Sexually transmitted infections hit record lows earlier in the 21st century. Now, they’re increasing again.
Progress happens incrementally—some might even say slowly. And sometimes, it involves a bit of backpedaling: Transmission rates of sexually transmitted infections are surging, even despite relative improvements to sexual health education in the 21st century.
STIs hit record lows earlier this century, the New York Times pointed out in May; gonorrhea reached an all-time-low transmission rate in 2009, and syphilis was nearly eliminated in the U.S. around 2000. But in 2020—even in spite of the pandemic—the CDC reported 2.4 million cases of chlamydia, gonorrhea, and syphilis (the latter two nearly doubled in prevalence since 2016’s data; rates of chlamydia remained relatively stable). And while finalized data for 2021 hasn’t yet been released, early reports show that rates of STIs are likely to have increased even further.
So what’s to blame for the continued spread of STIs in a time when, even if schools may still be lagging when it comes to STIs, information is plentiful and easily accessed online? It’s an issue, it seems, of testing access.
As the NYT points out, STI testing decreased during the pandemic because, well, people just weren’t going to the doctor if they didn’t have to (and not to mention, the pre-vaccine dating landscape generally meant that more people had fewer sexual partners than they might otherwise). And not only that: STI contract tracers were redeployed to focus on Covid.
But the pandemic isn’t just to blame. There’s also the fact that lawmakers have continually closed sexual health clinics as a part of budget cuts; even in New York City, all but one of eight sexual clinics were shut down at the start of the pandemic, pointing to staffing shortages. As of the end of July, only four are back open and running at full capacity, Gothamist reported.
The opioid epidemic is also a big factor contributing to the rise in STI spread, especially syphilis. Research shows that people with a history of “illicit drug use”—with or without a prescription—are at a higher risk of STIs and could benefit from prevention programs. The NYT points out that syphilis has historically seen its highest rates among gay and bisexual men; in recent years, the rate has jumped for heterosexual women. While antibiotics can successfully treat syphilis in adults, pregnant people with untreated syphilis have an 80% chance of spreading the infection to their fetus; this has led to a jump in rates of congenital syphilis, which can lead to serious birth defects or death, Pew reported.
Some might suggest that dating apps have contributed to the spread of STIs; with hundreds of potential partners just a swipe away, wouldn’t it be more likely for STIs to surge? But that logic would ignore the countless headlines about how people (in the U.S., at least) are having less sex.

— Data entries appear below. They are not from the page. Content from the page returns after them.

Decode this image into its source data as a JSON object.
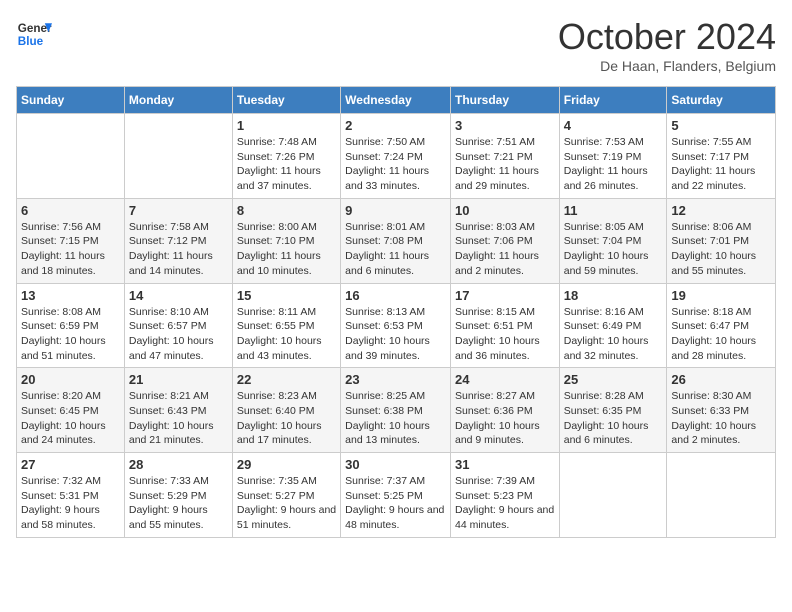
{
  "header": {
    "logo_line1": "General",
    "logo_line2": "Blue",
    "month_title": "October 2024",
    "subtitle": "De Haan, Flanders, Belgium"
  },
  "days_of_week": [
    "Sunday",
    "Monday",
    "Tuesday",
    "Wednesday",
    "Thursday",
    "Friday",
    "Saturday"
  ],
  "weeks": [
    [
      {
        "day": "",
        "info": ""
      },
      {
        "day": "",
        "info": ""
      },
      {
        "day": "1",
        "info": "Sunrise: 7:48 AM\nSunset: 7:26 PM\nDaylight: 11 hours and 37 minutes."
      },
      {
        "day": "2",
        "info": "Sunrise: 7:50 AM\nSunset: 7:24 PM\nDaylight: 11 hours and 33 minutes."
      },
      {
        "day": "3",
        "info": "Sunrise: 7:51 AM\nSunset: 7:21 PM\nDaylight: 11 hours and 29 minutes."
      },
      {
        "day": "4",
        "info": "Sunrise: 7:53 AM\nSunset: 7:19 PM\nDaylight: 11 hours and 26 minutes."
      },
      {
        "day": "5",
        "info": "Sunrise: 7:55 AM\nSunset: 7:17 PM\nDaylight: 11 hours and 22 minutes."
      }
    ],
    [
      {
        "day": "6",
        "info": "Sunrise: 7:56 AM\nSunset: 7:15 PM\nDaylight: 11 hours and 18 minutes."
      },
      {
        "day": "7",
        "info": "Sunrise: 7:58 AM\nSunset: 7:12 PM\nDaylight: 11 hours and 14 minutes."
      },
      {
        "day": "8",
        "info": "Sunrise: 8:00 AM\nSunset: 7:10 PM\nDaylight: 11 hours and 10 minutes."
      },
      {
        "day": "9",
        "info": "Sunrise: 8:01 AM\nSunset: 7:08 PM\nDaylight: 11 hours and 6 minutes."
      },
      {
        "day": "10",
        "info": "Sunrise: 8:03 AM\nSunset: 7:06 PM\nDaylight: 11 hours and 2 minutes."
      },
      {
        "day": "11",
        "info": "Sunrise: 8:05 AM\nSunset: 7:04 PM\nDaylight: 10 hours and 59 minutes."
      },
      {
        "day": "12",
        "info": "Sunrise: 8:06 AM\nSunset: 7:01 PM\nDaylight: 10 hours and 55 minutes."
      }
    ],
    [
      {
        "day": "13",
        "info": "Sunrise: 8:08 AM\nSunset: 6:59 PM\nDaylight: 10 hours and 51 minutes."
      },
      {
        "day": "14",
        "info": "Sunrise: 8:10 AM\nSunset: 6:57 PM\nDaylight: 10 hours and 47 minutes."
      },
      {
        "day": "15",
        "info": "Sunrise: 8:11 AM\nSunset: 6:55 PM\nDaylight: 10 hours and 43 minutes."
      },
      {
        "day": "16",
        "info": "Sunrise: 8:13 AM\nSunset: 6:53 PM\nDaylight: 10 hours and 39 minutes."
      },
      {
        "day": "17",
        "info": "Sunrise: 8:15 AM\nSunset: 6:51 PM\nDaylight: 10 hours and 36 minutes."
      },
      {
        "day": "18",
        "info": "Sunrise: 8:16 AM\nSunset: 6:49 PM\nDaylight: 10 hours and 32 minutes."
      },
      {
        "day": "19",
        "info": "Sunrise: 8:18 AM\nSunset: 6:47 PM\nDaylight: 10 hours and 28 minutes."
      }
    ],
    [
      {
        "day": "20",
        "info": "Sunrise: 8:20 AM\nSunset: 6:45 PM\nDaylight: 10 hours and 24 minutes."
      },
      {
        "day": "21",
        "info": "Sunrise: 8:21 AM\nSunset: 6:43 PM\nDaylight: 10 hours and 21 minutes."
      },
      {
        "day": "22",
        "info": "Sunrise: 8:23 AM\nSunset: 6:40 PM\nDaylight: 10 hours and 17 minutes."
      },
      {
        "day": "23",
        "info": "Sunrise: 8:25 AM\nSunset: 6:38 PM\nDaylight: 10 hours and 13 minutes."
      },
      {
        "day": "24",
        "info": "Sunrise: 8:27 AM\nSunset: 6:36 PM\nDaylight: 10 hours and 9 minutes."
      },
      {
        "day": "25",
        "info": "Sunrise: 8:28 AM\nSunset: 6:35 PM\nDaylight: 10 hours and 6 minutes."
      },
      {
        "day": "26",
        "info": "Sunrise: 8:30 AM\nSunset: 6:33 PM\nDaylight: 10 hours and 2 minutes."
      }
    ],
    [
      {
        "day": "27",
        "info": "Sunrise: 7:32 AM\nSunset: 5:31 PM\nDaylight: 9 hours and 58 minutes."
      },
      {
        "day": "28",
        "info": "Sunrise: 7:33 AM\nSunset: 5:29 PM\nDaylight: 9 hours and 55 minutes."
      },
      {
        "day": "29",
        "info": "Sunrise: 7:35 AM\nSunset: 5:27 PM\nDaylight: 9 hours and 51 minutes."
      },
      {
        "day": "30",
        "info": "Sunrise: 7:37 AM\nSunset: 5:25 PM\nDaylight: 9 hours and 48 minutes."
      },
      {
        "day": "31",
        "info": "Sunrise: 7:39 AM\nSunset: 5:23 PM\nDaylight: 9 hours and 44 minutes."
      },
      {
        "day": "",
        "info": ""
      },
      {
        "day": "",
        "info": ""
      }
    ]
  ]
}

STI spread is an infrastructural issue: Without accessible testing and treatment, the transmission rates of STIs like gonorrhea, chlamydia, and syphilis will continue to increase. And without good sex ed for all and with stigmas surrounding STIs, people won’t feel empowered to get tested. It’s more than just an issue of personal decision-making: Public STI services play an important role in reducing transmission.
The World Health Organization, for its part, recently announced the first online portal on vaccine development for sexually transmitted infections, called STI Watch. It aims to increase their profile, which may help vaccine development continue successfully. Right now, vaccine development for gonorrhea is promising, researchers are looking into vaccines for herpes simplex virus (HSV) and HIV, and scientists are in the early stage of research for potential syphilis and trichomoniasis vaccines. A vaccine candidate for chlamydia has entered early clinical trials.